Australian rules footballer

Andrew Hooper (born 18 January 1991) is an Australian rules footballer who played for the Western Bulldogs in the Australian Football League (AFL). Hooper became the first player to make his VFL/AFL debut in a finals match since Paul Spargo in 1985.

==Junior career==
Hooper began playing Australian rules football with Golden Point Football Club in the Ballarat Football League. He then played for the North Ballarat Rebels in the TAC Cup competition in 2009. Hooper was selected to play for the Victorian Country side at the AFL Under-18 Championships and he was the joint-winner of the Larke Medal, with David Swallow, awarded to the best and fairest player at the championships. Despite tearing his calf muscle two weeks before the AFL Draft Camp, Hooper still participated, coming second in the agility test, third in the 20 m sprint and equal third in the standing vertical jump.

==AFL career==
Although Hooper had an impressive junior career, there were concerns that he would struggle at AFL level due to his small height of 172 cm. As such, he was overlooked in the 2009 National Draft, but was taken by the Western Bulldogs with the 35th draft pick in the 2010 Rookie Draft.

After overcoming injuries at the start of 2010, Hooper played with the Bulldogs' VFL-affiliate side Williamstown for the majority of the season, where he became a "cult-figure" and increasingly important player as the Seagulls finished on top of the VFL ladder. As a result of his performances with Williamstown, Hooper was pushing for senior selection throughout the season. He was promoted to the primary list for round 15 and was named as an emergency the same round. He also came close to making his debut in a round 22 match against Essendon.
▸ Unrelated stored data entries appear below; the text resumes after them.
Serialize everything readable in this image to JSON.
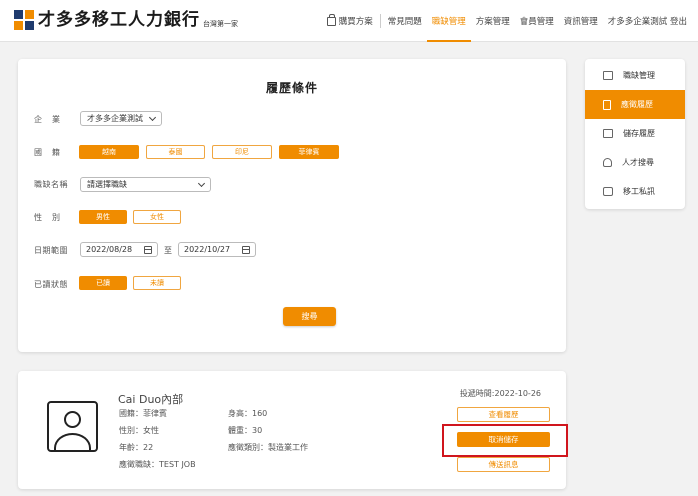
{
  "header": {
    "logo_text": "才多多移工人力銀行",
    "logo_sub": "台灣第一家",
    "nav": [
      "購買方案",
      "常見問題",
      "職缺管理",
      "方案管理",
      "會員管理",
      "資訊管理",
      "才多多企業測試 登出"
    ],
    "nav_active_index": 2
  },
  "search": {
    "title": "履歷條件",
    "company_label": "企業",
    "company_value": "才多多企業測試",
    "country_label": "國籍",
    "countries": [
      {
        "label": "越南",
        "selected": true
      },
      {
        "label": "泰國",
        "selected": false
      },
      {
        "label": "印尼",
        "selected": false
      },
      {
        "label": "菲律賓",
        "selected": true
      }
    ],
    "job_label": "職缺名稱",
    "job_value": "請選擇職缺",
    "gender_label": "性別",
    "genders": [
      {
        "label": "男性",
        "selected": true
      },
      {
        "label": "女性",
        "selected": false
      }
    ],
    "date_label": "日期範圍",
    "date_from": "2022/08/28",
    "date_to_label": "至",
    "date_to": "2022/10/27",
    "read_label": "已讀狀態",
    "read_states": [
      {
        "label": "已讀",
        "selected": true
      },
      {
        "label": "未讀",
        "selected": false
      }
    ],
    "search_button": "搜尋"
  },
  "sidebar": {
    "items": [
      {
        "label": "職缺管理",
        "icon": "briefcase-icon",
        "active": false
      },
      {
        "label": "應徵履歷",
        "icon": "document-icon",
        "active": true
      },
      {
        "label": "儲存履歷",
        "icon": "folder-icon",
        "active": false
      },
      {
        "label": "人才搜尋",
        "icon": "user-search-icon",
        "active": false
      },
      {
        "label": "移工私訊",
        "icon": "message-icon",
        "active": false
      }
    ]
  },
  "result": {
    "name": "Cai Duo內部",
    "post_time": "投遞時間:2022-10-26",
    "nationality": "國籍：菲律賓",
    "gender": "性別：女性",
    "age": "年齡：22",
    "applied_job": "應徵職缺：TEST JOB",
    "height": "身高：160",
    "weight": "體重：30",
    "job_category": "應徵類別：製造業工作",
    "buttons": {
      "view": "查看履歷",
      "unsave": "取消儲存",
      "message": "傳送訊息"
    }
  },
  "colors": {
    "accent": "#f08c00",
    "highlight": "#d0151d",
    "logo_navy": "#1f3b6e"
  }
}
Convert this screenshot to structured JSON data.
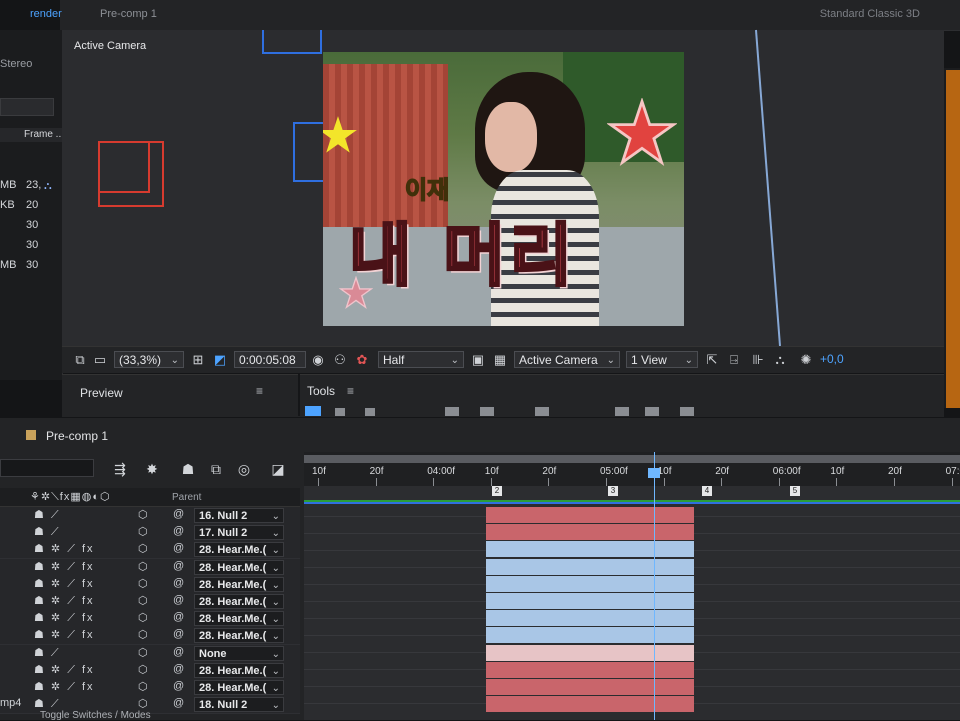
{
  "top_tabs": {
    "active": "render",
    "precomp": "Pre-comp 1",
    "right": "Standard  Classic 3D"
  },
  "project": {
    "stereo_label": "Stereo",
    "frame_header": "Frame ...",
    "rows": [
      {
        "size": "MB",
        "rate": "23,"
      },
      {
        "size": "KB",
        "rate": "20"
      },
      {
        "size": "",
        "rate": "30"
      },
      {
        "size": "",
        "rate": "30"
      },
      {
        "size": "MB",
        "rate": "30"
      }
    ]
  },
  "viewer": {
    "label": "Active Camera",
    "caption_small": "이재",
    "caption_big": "내 머리"
  },
  "toolbar": {
    "zoom": "(33,3%)",
    "timecode": "0:00:05:08",
    "resolution": "Half",
    "camera": "Active Camera",
    "views": "1 View",
    "exposure": "+0,0"
  },
  "panels": {
    "preview": "Preview",
    "tools": "Tools"
  },
  "timeline": {
    "comp_name": "Pre-comp 1",
    "parent_header": "Parent",
    "footer": "Toggle Switches / Modes",
    "row_prefix": "mp4",
    "ruler_labels": [
      "10f",
      "20f",
      "04:00f",
      "10f",
      "20f",
      "05:00f",
      "10f",
      "20f",
      "06:00f",
      "10f",
      "20f",
      "07:0"
    ],
    "markers": [
      "2",
      "3",
      "4",
      "5"
    ],
    "layers": [
      {
        "parent": "16. Null 2",
        "fx": false,
        "bar": "red"
      },
      {
        "parent": "17. Null 2",
        "fx": false,
        "bar": "red"
      },
      {
        "parent": "28. Hear.Me.(",
        "fx": true,
        "bar": "blue"
      },
      {
        "parent": "28. Hear.Me.(",
        "fx": true,
        "bar": "blue"
      },
      {
        "parent": "28. Hear.Me.(",
        "fx": true,
        "bar": "blue"
      },
      {
        "parent": "28. Hear.Me.(",
        "fx": true,
        "bar": "blue"
      },
      {
        "parent": "28. Hear.Me.(",
        "fx": true,
        "bar": "blue"
      },
      {
        "parent": "28. Hear.Me.(",
        "fx": true,
        "bar": "blue"
      },
      {
        "parent": "None",
        "fx": false,
        "bar": "pink"
      },
      {
        "parent": "28. Hear.Me.(",
        "fx": true,
        "bar": "red"
      },
      {
        "parent": "28. Hear.Me.(",
        "fx": true,
        "bar": "red"
      },
      {
        "parent": "18. Null 2",
        "fx": false,
        "bar": "red"
      }
    ]
  },
  "colors": {
    "accent": "#4da3ff",
    "red_bar": "#c9656b",
    "blue_bar": "#a9c6e6",
    "pink_bar": "#e7c4c6",
    "guide_red": "#d63b2f",
    "guide_blue": "#2f6fe0"
  }
}
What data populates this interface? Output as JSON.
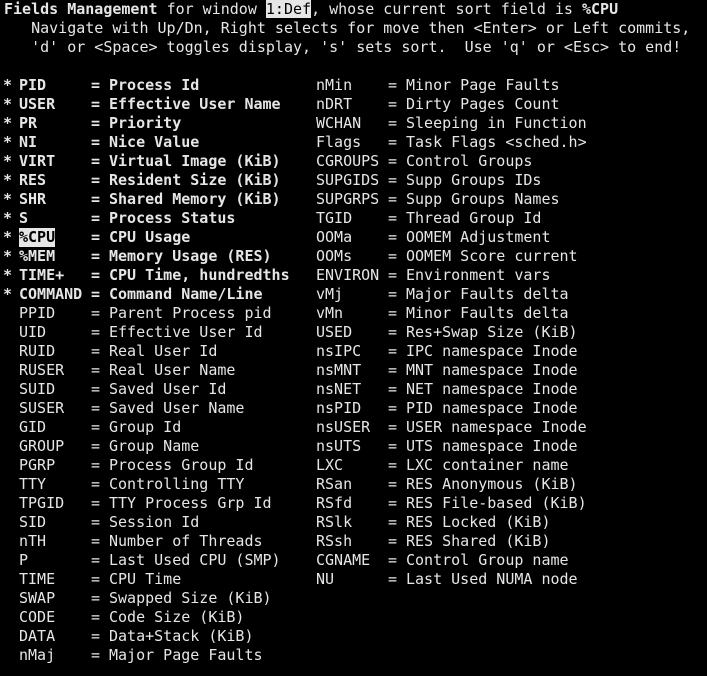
{
  "header": {
    "title": "Fields Management",
    "for_window_text": "for window",
    "window": "1:Def",
    "sort_text": ", whose current sort field is",
    "sort_field": "%CPU",
    "help_line_1": "   Navigate with Up/Dn, Right selects for move then <Enter> or Left commits,",
    "help_line_2": "   'd' or <Space> toggles display, 's' sets sort.  Use 'q' or <Esc> to end!"
  },
  "equals": "=",
  "active_mark": "*",
  "left_fields": [
    {
      "name": "PID",
      "desc": "Process Id",
      "active": true
    },
    {
      "name": "USER",
      "desc": "Effective User Name",
      "active": true
    },
    {
      "name": "PR",
      "desc": "Priority",
      "active": true
    },
    {
      "name": "NI",
      "desc": "Nice Value",
      "active": true
    },
    {
      "name": "VIRT",
      "desc": "Virtual Image (KiB)",
      "active": true
    },
    {
      "name": "RES",
      "desc": "Resident Size (KiB)",
      "active": true
    },
    {
      "name": "SHR",
      "desc": "Shared Memory (KiB)",
      "active": true
    },
    {
      "name": "S",
      "desc": "Process Status",
      "active": true
    },
    {
      "name": "%CPU",
      "desc": "CPU Usage",
      "active": true,
      "selected": true
    },
    {
      "name": "%MEM",
      "desc": "Memory Usage (RES)",
      "active": true
    },
    {
      "name": "TIME+",
      "desc": "CPU Time, hundredths",
      "active": true
    },
    {
      "name": "COMMAND",
      "desc": "Command Name/Line",
      "active": true
    },
    {
      "name": "PPID",
      "desc": "Parent Process pid",
      "active": false
    },
    {
      "name": "UID",
      "desc": "Effective User Id",
      "active": false
    },
    {
      "name": "RUID",
      "desc": "Real User Id",
      "active": false
    },
    {
      "name": "RUSER",
      "desc": "Real User Name",
      "active": false
    },
    {
      "name": "SUID",
      "desc": "Saved User Id",
      "active": false
    },
    {
      "name": "SUSER",
      "desc": "Saved User Name",
      "active": false
    },
    {
      "name": "GID",
      "desc": "Group Id",
      "active": false
    },
    {
      "name": "GROUP",
      "desc": "Group Name",
      "active": false
    },
    {
      "name": "PGRP",
      "desc": "Process Group Id",
      "active": false
    },
    {
      "name": "TTY",
      "desc": "Controlling TTY",
      "active": false
    },
    {
      "name": "TPGID",
      "desc": "TTY Process Grp Id",
      "active": false
    },
    {
      "name": "SID",
      "desc": "Session Id",
      "active": false
    },
    {
      "name": "nTH",
      "desc": "Number of Threads",
      "active": false
    },
    {
      "name": "P",
      "desc": "Last Used CPU (SMP)",
      "active": false
    },
    {
      "name": "TIME",
      "desc": "CPU Time",
      "active": false
    },
    {
      "name": "SWAP",
      "desc": "Swapped Size (KiB)",
      "active": false
    },
    {
      "name": "CODE",
      "desc": "Code Size (KiB)",
      "active": false
    },
    {
      "name": "DATA",
      "desc": "Data+Stack (KiB)",
      "active": false
    },
    {
      "name": "nMaj",
      "desc": "Major Page Faults",
      "active": false
    }
  ],
  "right_fields": [
    {
      "name": "nMin",
      "desc": "Minor Page Faults"
    },
    {
      "name": "nDRT",
      "desc": "Dirty Pages Count"
    },
    {
      "name": "WCHAN",
      "desc": "Sleeping in Function"
    },
    {
      "name": "Flags",
      "desc": "Task Flags <sched.h>"
    },
    {
      "name": "CGROUPS",
      "desc": "Control Groups"
    },
    {
      "name": "SUPGIDS",
      "desc": "Supp Groups IDs"
    },
    {
      "name": "SUPGRPS",
      "desc": "Supp Groups Names"
    },
    {
      "name": "TGID",
      "desc": "Thread Group Id"
    },
    {
      "name": "OOMa",
      "desc": "OOMEM Adjustment"
    },
    {
      "name": "OOMs",
      "desc": "OOMEM Score current"
    },
    {
      "name": "ENVIRON",
      "desc": "Environment vars"
    },
    {
      "name": "vMj",
      "desc": "Major Faults delta"
    },
    {
      "name": "vMn",
      "desc": "Minor Faults delta"
    },
    {
      "name": "USED",
      "desc": "Res+Swap Size (KiB)"
    },
    {
      "name": "nsIPC",
      "desc": "IPC namespace Inode"
    },
    {
      "name": "nsMNT",
      "desc": "MNT namespace Inode"
    },
    {
      "name": "nsNET",
      "desc": "NET namespace Inode"
    },
    {
      "name": "nsPID",
      "desc": "PID namespace Inode"
    },
    {
      "name": "nsUSER",
      "desc": "USER namespace Inode"
    },
    {
      "name": "nsUTS",
      "desc": "UTS namespace Inode"
    },
    {
      "name": "LXC",
      "desc": "LXC container name"
    },
    {
      "name": "RSan",
      "desc": "RES Anonymous (KiB)"
    },
    {
      "name": "RSfd",
      "desc": "RES File-based (KiB)"
    },
    {
      "name": "RSlk",
      "desc": "RES Locked (KiB)"
    },
    {
      "name": "RSsh",
      "desc": "RES Shared (KiB)"
    },
    {
      "name": "CGNAME",
      "desc": "Control Group name"
    },
    {
      "name": "NU",
      "desc": "Last Used NUMA node"
    }
  ]
}
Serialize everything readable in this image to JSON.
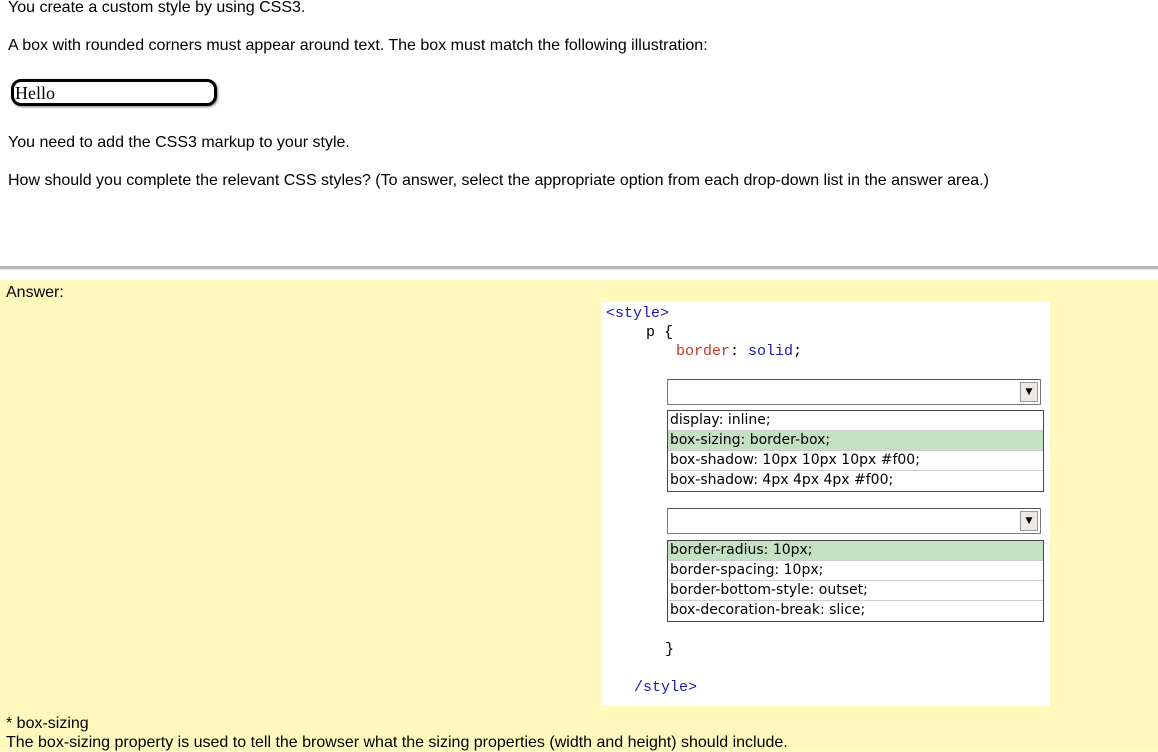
{
  "question": {
    "line1": "You create a custom style by using CSS3.",
    "line2": "A box with rounded corners must appear around text. The box must match the following illustration:",
    "illustration_text": "Hello",
    "line3": "You need to add the CSS3 markup to your style.",
    "line4": "How should you complete the relevant CSS styles? (To answer, select the appropriate option from each drop-down list in the answer area.)"
  },
  "answer": {
    "label": "Answer:",
    "code": {
      "style_open": "<style>",
      "selector": "p {",
      "prop": "border",
      "colon": ":",
      "value": "solid",
      "semicolon": ";",
      "close_brace": "}",
      "style_close": "/style>"
    },
    "dropdown1": {
      "selected": "",
      "options": [
        "display: inline;",
        "box-sizing: border-box;",
        "box-shadow: 10px 10px 10px #f00;",
        "box-shadow: 4px 4px 4px #f00;"
      ],
      "highlighted_index": 1
    },
    "dropdown2": {
      "selected": "",
      "options": [
        "border-radius: 10px;",
        "border-spacing: 10px;",
        "border-bottom-style: outset;",
        "box-decoration-break: slice;"
      ],
      "highlighted_index": 0
    },
    "highlight_color": "#c5e1c4"
  },
  "notes": {
    "title": "* box-sizing",
    "text": "The box-sizing property is used to tell the browser what the sizing properties (width and height) should include."
  }
}
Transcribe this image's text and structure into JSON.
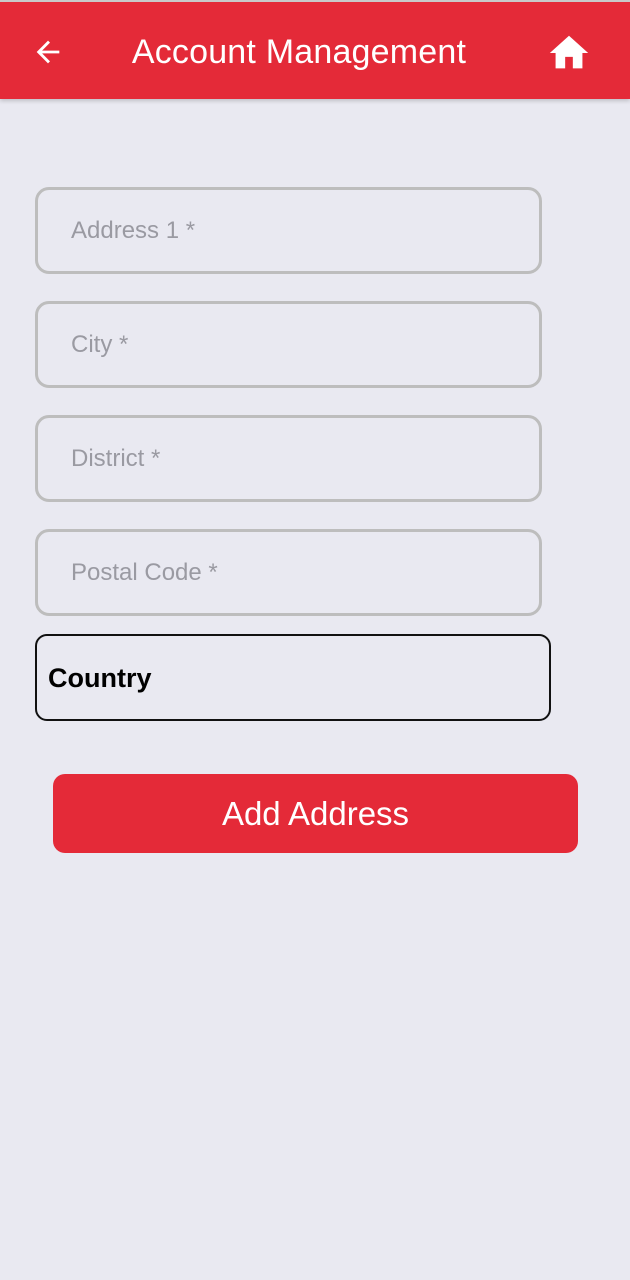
{
  "header": {
    "title": "Account Management",
    "back_icon": "arrow-left-icon",
    "home_icon": "home-icon",
    "background_color": "#E42A38"
  },
  "form": {
    "address1": {
      "placeholder": "Address 1 *",
      "value": ""
    },
    "city": {
      "placeholder": "City *",
      "value": ""
    },
    "district": {
      "placeholder": "District *",
      "value": ""
    },
    "postal_code": {
      "placeholder": "Postal Code *",
      "value": ""
    },
    "country": {
      "label": "Country"
    },
    "submit_label": "Add Address"
  },
  "colors": {
    "accent": "#E42A38",
    "background": "#E9E9F1",
    "field_border": "#BDBDBD",
    "placeholder": "#9A9AA2"
  }
}
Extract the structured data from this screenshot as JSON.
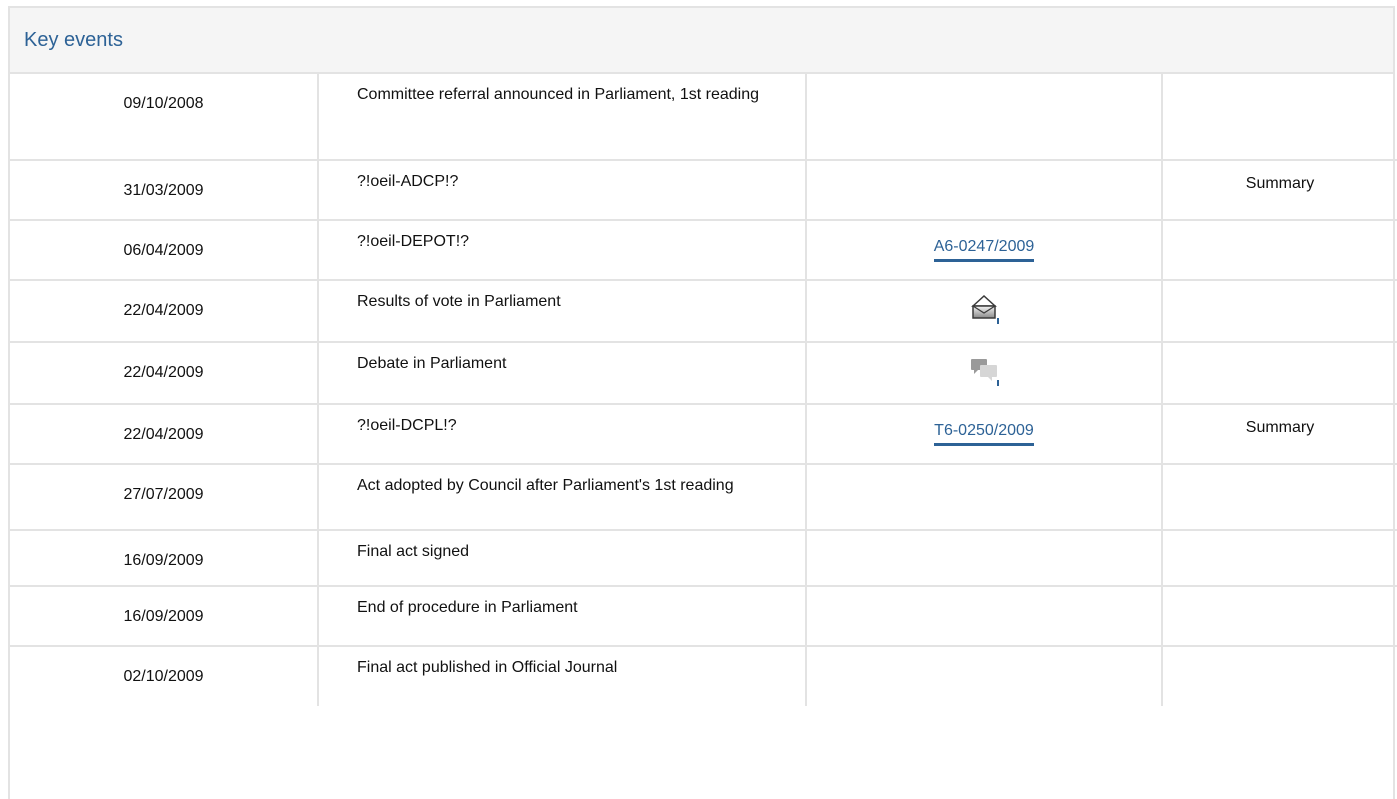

Hooper instead made his AFL debut in the Western Bulldogs' semi final match against Sydney. In doing so, he became the first player to make his debut in a finals match in 25 years. Described as having a "giant influence", Hooper had five possessions and kicked a goal, which sparked the Bulldogs' comeback. The Herald Sun claimed that, after his performance, Hooper would "no doubt be back [next week]". However, he was dropped for the preliminary final match against St Kilda and the Bulldogs lost, ending their finals campaign.

Hooper was promoted to the Bulldogs' senior list with the 110th selection in the 2010 AFL draft and signed a two-year contract with the club.